A Little Gear Shopping

or, Just Give Me One of Everything
The Pinchot Trail Chronicle, part 3

Armed with a small library's worth of information on what is needed on a modest overnight trip, but with the intention of borrowing as much stuff as possible, I did realize that I would need to buy a few things of my own.

Leo had an extra sleeping bag and an extra backpack which he offered to sell to me at a steep "friend discount". Both were very nice pieces and the price was right so I said I'd take them. But then I got to looking at packs some more, researching things, reading reviews, and kinda liked the idea of picking my own gear from scratch, so next thing I knew I had bought a Gregory Baltoro 70 pack at the local EMS store. It is very highly rated for comfort and range of features, and comfort was a strong selling point with me. Leo's extra sleeping bag, a Phantom 32 from Mountain Hardwear (800 fill goose down), is absolutely beautiful and I did buy that from him.
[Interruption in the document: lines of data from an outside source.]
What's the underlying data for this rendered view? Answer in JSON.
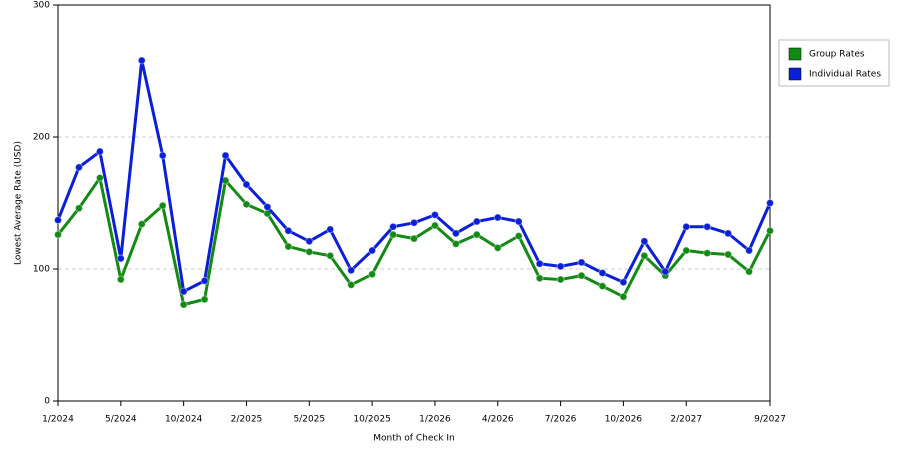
{
  "chart_data": {
    "type": "line",
    "xlabel": "Month of Check In",
    "ylabel": "Lowest Average Rate (USD)",
    "categories": [
      "1/2024",
      null,
      null,
      "5/2024",
      null,
      null,
      "10/2024",
      null,
      null,
      "2/2025",
      null,
      null,
      "5/2025",
      null,
      null,
      "10/2025",
      null,
      null,
      "1/2026",
      null,
      null,
      "4/2026",
      null,
      null,
      "7/2026",
      null,
      null,
      "10/2026",
      null,
      null,
      "2/2027",
      null,
      null,
      null,
      "9/2027"
    ],
    "series": [
      {
        "name": "Group Rates",
        "color": "#138a13",
        "values": [
          126,
          146,
          169,
          92,
          134,
          148,
          73,
          77,
          167,
          149,
          142,
          117,
          113,
          110,
          88,
          96,
          126,
          123,
          133,
          119,
          126,
          116,
          125,
          93,
          92,
          95,
          87,
          79,
          110,
          95,
          114,
          112,
          111,
          98,
          129
        ]
      },
      {
        "name": "Individual Rates",
        "color": "#0a1fd8",
        "values": [
          137,
          177,
          189,
          108,
          258,
          186,
          83,
          91,
          186,
          164,
          147,
          129,
          121,
          130,
          99,
          114,
          132,
          135,
          141,
          127,
          136,
          139,
          136,
          104,
          102,
          105,
          97,
          90,
          121,
          98,
          132,
          132,
          127,
          114,
          150
        ]
      }
    ],
    "ylim": [
      0,
      300
    ],
    "yticks": [
      0,
      100,
      200,
      300
    ],
    "grid": true
  }
}
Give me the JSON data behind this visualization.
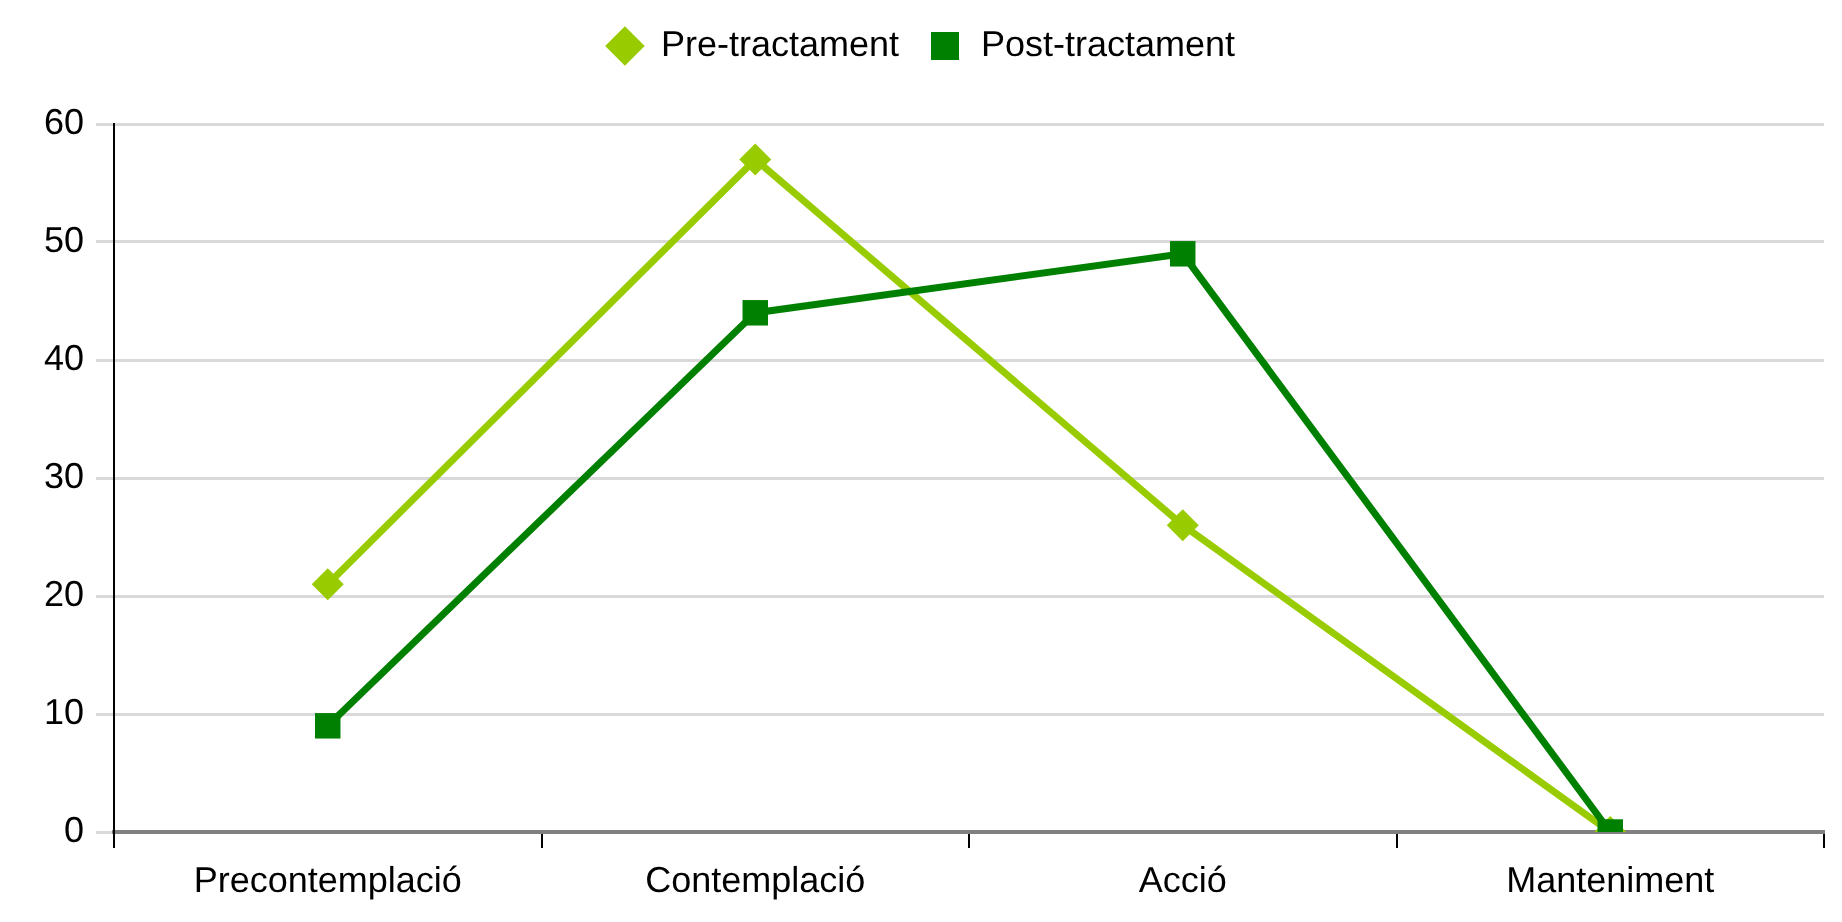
{
  "chart_data": {
    "type": "line",
    "categories": [
      "Precontemplació",
      "Contemplació",
      "Acció",
      "Manteniment"
    ],
    "series": [
      {
        "name": "Pre-tractament",
        "color": "#99cc00",
        "marker": "diamond",
        "values": [
          21,
          57,
          26,
          0
        ]
      },
      {
        "name": "Post-tractament",
        "color": "#008000",
        "marker": "square",
        "values": [
          9,
          44,
          49,
          0
        ]
      }
    ],
    "ylim": [
      0,
      60
    ],
    "yticks": [
      0,
      10,
      20,
      30,
      40,
      50,
      60
    ],
    "grid": "y",
    "legend": "top",
    "line_style": "solid"
  }
}
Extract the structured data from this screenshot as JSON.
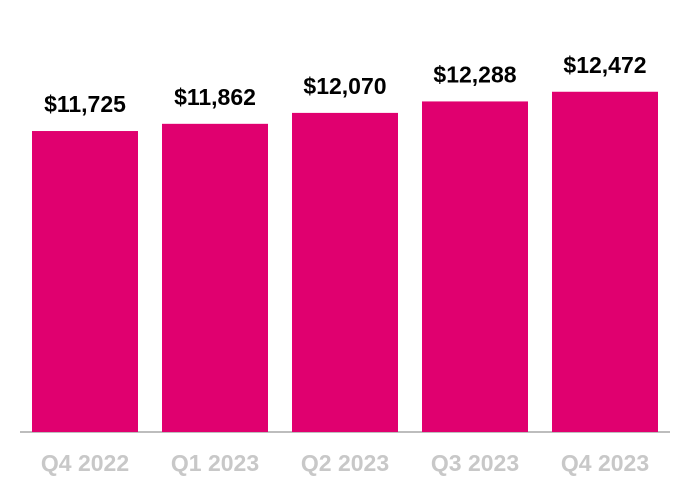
{
  "chart_data": {
    "type": "bar",
    "categories": [
      "Q4 2022",
      "Q1 2023",
      "Q2 2023",
      "Q3 2023",
      "Q4 2023"
    ],
    "values": [
      11725,
      11862,
      12070,
      12288,
      12472
    ],
    "value_labels": [
      "$11,725",
      "$11,862",
      "$12,070",
      "$12,288",
      "$12,472"
    ],
    "color": "#e0006f",
    "ylim": [
      6000,
      13000
    ]
  }
}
So now I have a pack to carry my stuff in, and a sleeping bag to sleep in. Hmm. No shelter though. It seems everyone else would be bringing their lightweight one-man tents, so I guess I needed one of those too. Fortunately EMS was having another good sale, and the Velocity 1 tent was at a very good price, plus they would throw in the footprint for under the tent for free. How could I pass that up? And thus I have achieved shelter.

Pack, bag, tent. Check. But everyone recommends a sleeping bag liner to keep from messing up the expensive sleeping bag, so throw one of those in too. A Thermalite Reactor seems like a good choice. These are also useful in that if it is really warm, you can just sleep in the liner on top of the bag. Now, the ground can be uncomfortable, so a pad is recommended. Dave has an extra Thermarest good. Of course it might rain, so a pack cover can be important. Packs are water resistant, but not water proof, and having everything get soaked can make for a miserable night. So add a pack cover, for which the kind folks at REI were more than willing to sell me a Gregory 5000ci cover with which to protect the aforementioned Gregory pack.
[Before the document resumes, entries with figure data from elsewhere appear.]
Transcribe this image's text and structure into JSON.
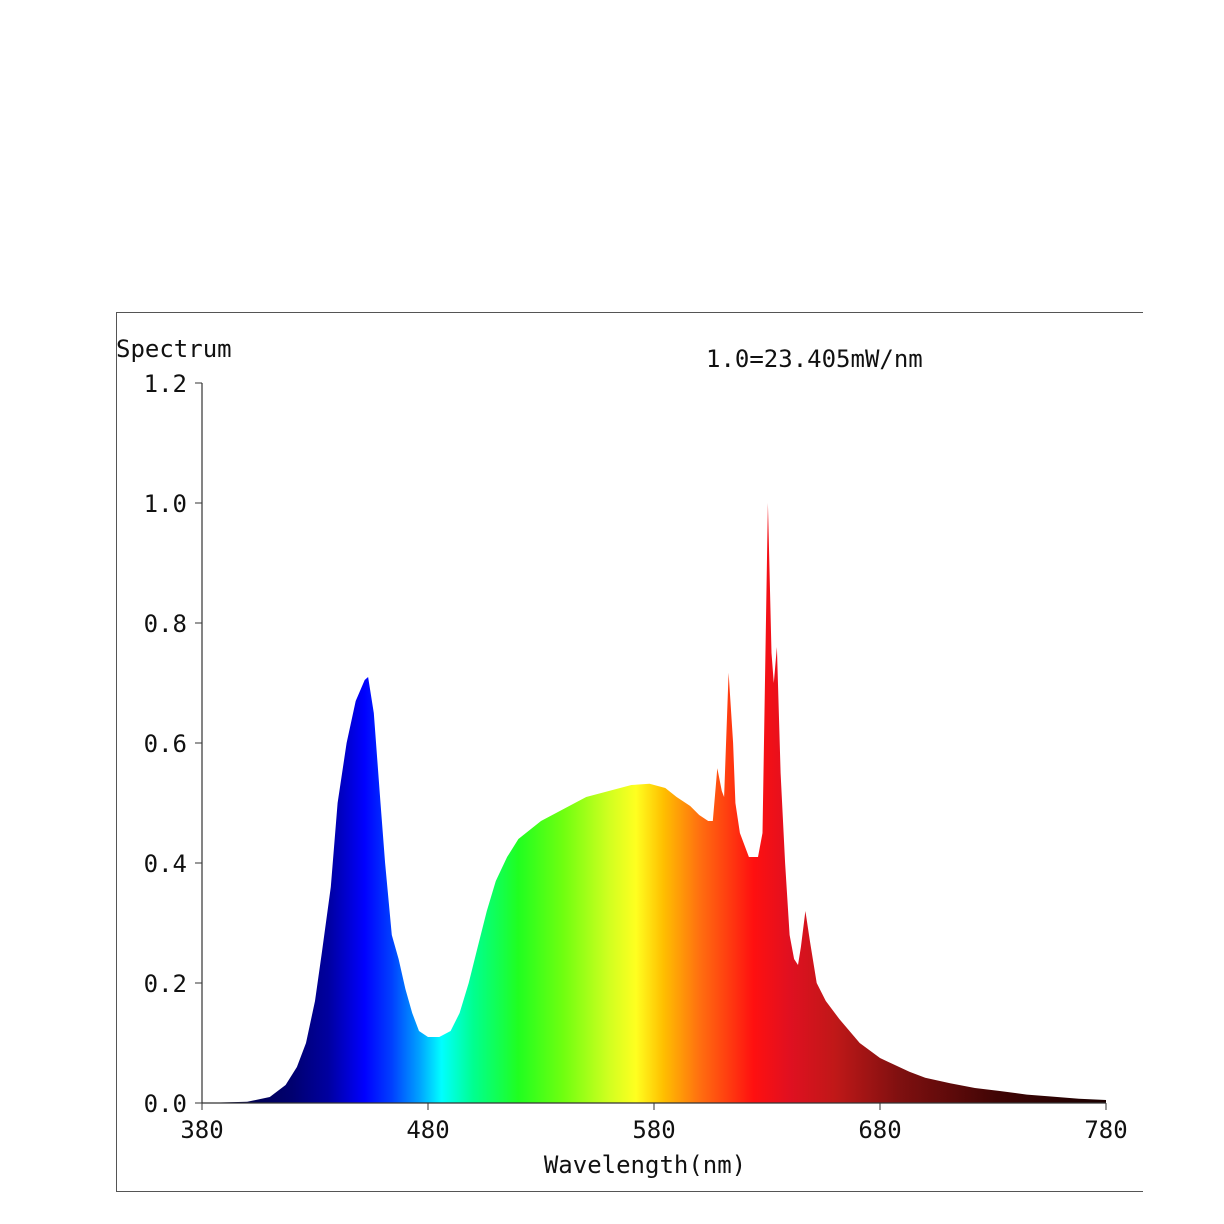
{
  "chart_data": {
    "type": "area",
    "title": "Spectrum",
    "annotation": "1.0=23.405mW/nm",
    "xlabel": "Wavelength(nm)",
    "ylabel": "Spectrum",
    "xlim": [
      380,
      780
    ],
    "ylim": [
      0,
      1.2
    ],
    "xticks": [
      "380",
      "480",
      "580",
      "680",
      "780"
    ],
    "yticks": [
      "0.0",
      "0.2",
      "0.4",
      "0.6",
      "0.8",
      "1.0",
      "1.2"
    ],
    "grid": false,
    "fill": "wavelength-colored spectrum gradient",
    "points": [
      [
        380,
        0
      ],
      [
        400,
        0.002
      ],
      [
        410,
        0.01
      ],
      [
        417,
        0.03
      ],
      [
        422,
        0.06
      ],
      [
        426,
        0.1
      ],
      [
        430,
        0.17
      ],
      [
        433,
        0.25
      ],
      [
        437,
        0.36
      ],
      [
        440,
        0.5
      ],
      [
        444,
        0.6
      ],
      [
        448,
        0.67
      ],
      [
        452,
        0.705
      ],
      [
        453.5,
        0.71
      ],
      [
        456,
        0.65
      ],
      [
        459,
        0.5
      ],
      [
        461,
        0.4
      ],
      [
        464,
        0.28
      ],
      [
        467,
        0.24
      ],
      [
        470,
        0.19
      ],
      [
        473,
        0.15
      ],
      [
        476,
        0.12
      ],
      [
        480,
        0.11
      ],
      [
        485,
        0.11
      ],
      [
        490,
        0.12
      ],
      [
        494,
        0.15
      ],
      [
        498,
        0.2
      ],
      [
        502,
        0.26
      ],
      [
        506,
        0.32
      ],
      [
        510,
        0.37
      ],
      [
        515,
        0.41
      ],
      [
        520,
        0.44
      ],
      [
        530,
        0.47
      ],
      [
        540,
        0.49
      ],
      [
        550,
        0.51
      ],
      [
        560,
        0.52
      ],
      [
        570,
        0.53
      ],
      [
        578,
        0.532
      ],
      [
        585,
        0.525
      ],
      [
        590,
        0.51
      ],
      [
        596,
        0.495
      ],
      [
        600,
        0.48
      ],
      [
        604,
        0.47
      ],
      [
        606,
        0.47
      ],
      [
        608,
        0.558
      ],
      [
        610,
        0.52
      ],
      [
        611,
        0.51
      ],
      [
        613,
        0.717
      ],
      [
        615,
        0.6
      ],
      [
        616,
        0.5
      ],
      [
        618,
        0.45
      ],
      [
        620,
        0.43
      ],
      [
        622,
        0.41
      ],
      [
        626,
        0.41
      ],
      [
        628,
        0.45
      ],
      [
        630.4,
        1.0
      ],
      [
        632,
        0.75
      ],
      [
        633,
        0.7
      ],
      [
        634.4,
        0.76
      ],
      [
        636,
        0.55
      ],
      [
        638,
        0.4
      ],
      [
        640,
        0.28
      ],
      [
        642,
        0.24
      ],
      [
        643.7,
        0.23
      ],
      [
        645,
        0.26
      ],
      [
        647,
        0.32
      ],
      [
        649,
        0.27
      ],
      [
        652,
        0.2
      ],
      [
        656,
        0.17
      ],
      [
        662,
        0.14
      ],
      [
        671,
        0.1
      ],
      [
        680,
        0.075
      ],
      [
        693,
        0.052
      ],
      [
        700,
        0.042
      ],
      [
        711,
        0.033
      ],
      [
        722,
        0.025
      ],
      [
        733,
        0.02
      ],
      [
        745,
        0.014
      ],
      [
        755,
        0.011
      ],
      [
        768,
        0.007
      ],
      [
        780,
        0.005
      ]
    ]
  }
}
Wow, that's quite a little pile of stuff I am accumulating, but I'm still not done. A man's gotta eat and drink. That means dehydrated food, water storage, water filtration... A Platypus 70 oz (2 liter) water bladder for my pack and a Nalgene bottle solve the storage part, and a Platypus CleanStream gravity filter will serve the whole expedition as a water purification system (in addition to what the others already have, but hey, I'm on a roll, and if you get in my way I'm liable to start throwing credit cards at you like ninja throwing stars). Dehydrated food packages; check. Clif bars; check. Gorp stuff (granola, raisins, nuts, dried fruit); check.
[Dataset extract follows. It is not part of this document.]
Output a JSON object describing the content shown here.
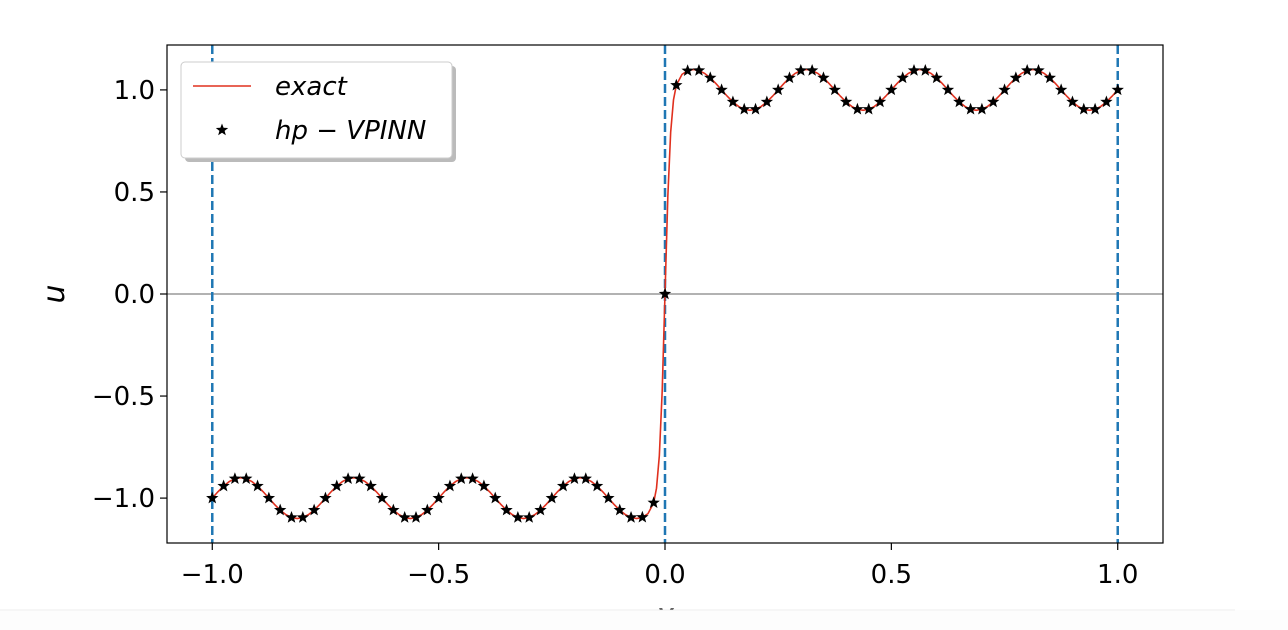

That covers the major stuff. Little things remained to be addressed. A little trowel to dig holes know. First aid things. A headlamp to be able to see in the dark, especially if night time use of trowel is required. Hand sanitizer. Bug spray. An eating utensil. Oh my. Easy enough to buy all that...

It's probably worth mentioning that somewhere in between purchasing the large stuff and the small stuff, my wife was kind enough to remind me that I was to be borrowing most of the gear for this trip, and that I perhaps may have strayed from plan a bit. But all in all, I thought I controlled my spending pretty well. I haven't bought a camp stove...yet.